円ドル相場、株価、国債相場は微妙な関係にあり、いずれが反転しても3者のいままでのような関係は維持できない。たとえば、円安ドル高が円高ドル安に向かえば、日本株は売られ、国債も益だし売りが優勢となるだろう。そもそも利回りの低下余地はなく、その意味でも3者の均衡関係を維持することは難しくなっている。
中央銀行のゼロ金利と国債購入によって主要国の国債利回りは過去にない異常な低水準にあるが、こうした金融政策が実体経済を刺激したかといえば、そのような効果を見出すことは難しい。米国のFFレートは2008年12月にゼロに引き下げられ、すでに6年以上もゼロ金利を続けていることになる。米実質GDPは2008年、2009年と2年連続のマイナスとなった。特に、2009年はマイナス2.8%と1946年以来63年ぶりの大きな落ち込みとなった。名目でも2009年は実に60年ぶりのマイナスである。2010年の実質GDPは2.5%伸びたが、2014年(2.4%)まではいずれの年も2010年の伸びを超えていない。民間設備投資は2013年に金融危機以前の2007年の過去最高をやっと更新するというたどたどしい足取りである。
FRBは政策金利をゼロまで下げ、さらに巨額の債券を購入したが、実体経済の進行速度はほぼ横ばいであり、金融政策の効果を認めることはできない。米国経済、なかでも主要企業はもはや金利の影響など受けなくなっているのだ。だから、政策金利をゼロまで下げても実体経済の動きは緩慢なままなのである。

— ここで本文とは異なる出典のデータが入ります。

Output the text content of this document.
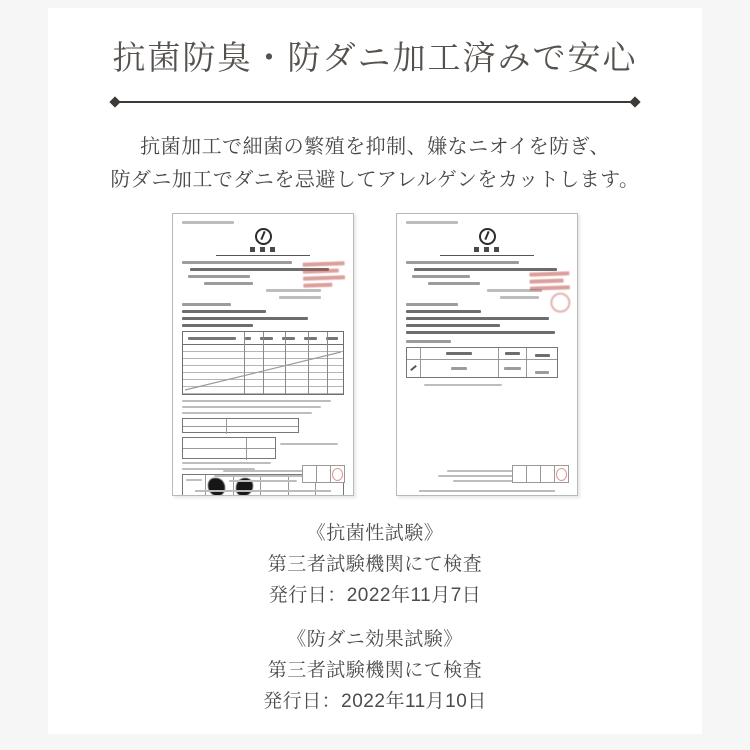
抗菌防臭・防ダニ加工済みで安心
抗菌加工で細菌の繁殖を抑制、嫌なニオイを防ぎ、
防ダニ加工でダニを忌避してアレルゲンをカットします。
《抗菌性試験》
第三者試験機関にて検査
発行日：2022年11月7日
《防ダニ効果試験》
第三者試験機関にて検査
発行日：2022年11月10日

昨年9月末の米非金融企業の金融資産は16.67兆ドルと名目GDP(17.42兆ドル)に近い規模である。2014年までの20年間の名目GDPと非金融企業の金融資産の伸びを比較すると、前者の2.4倍に対して後者は3.7倍拡大しており、金融資産の伸びが圧倒している。これだけ潤沢な金融資産を抱えていれば、非金融企業は金融機関や債券に世話にならないで、保有資金で設備投資等をまかなうことができる。皮肉にも、金融政策で潤うのは金融危機で破綻した金融部門なのである。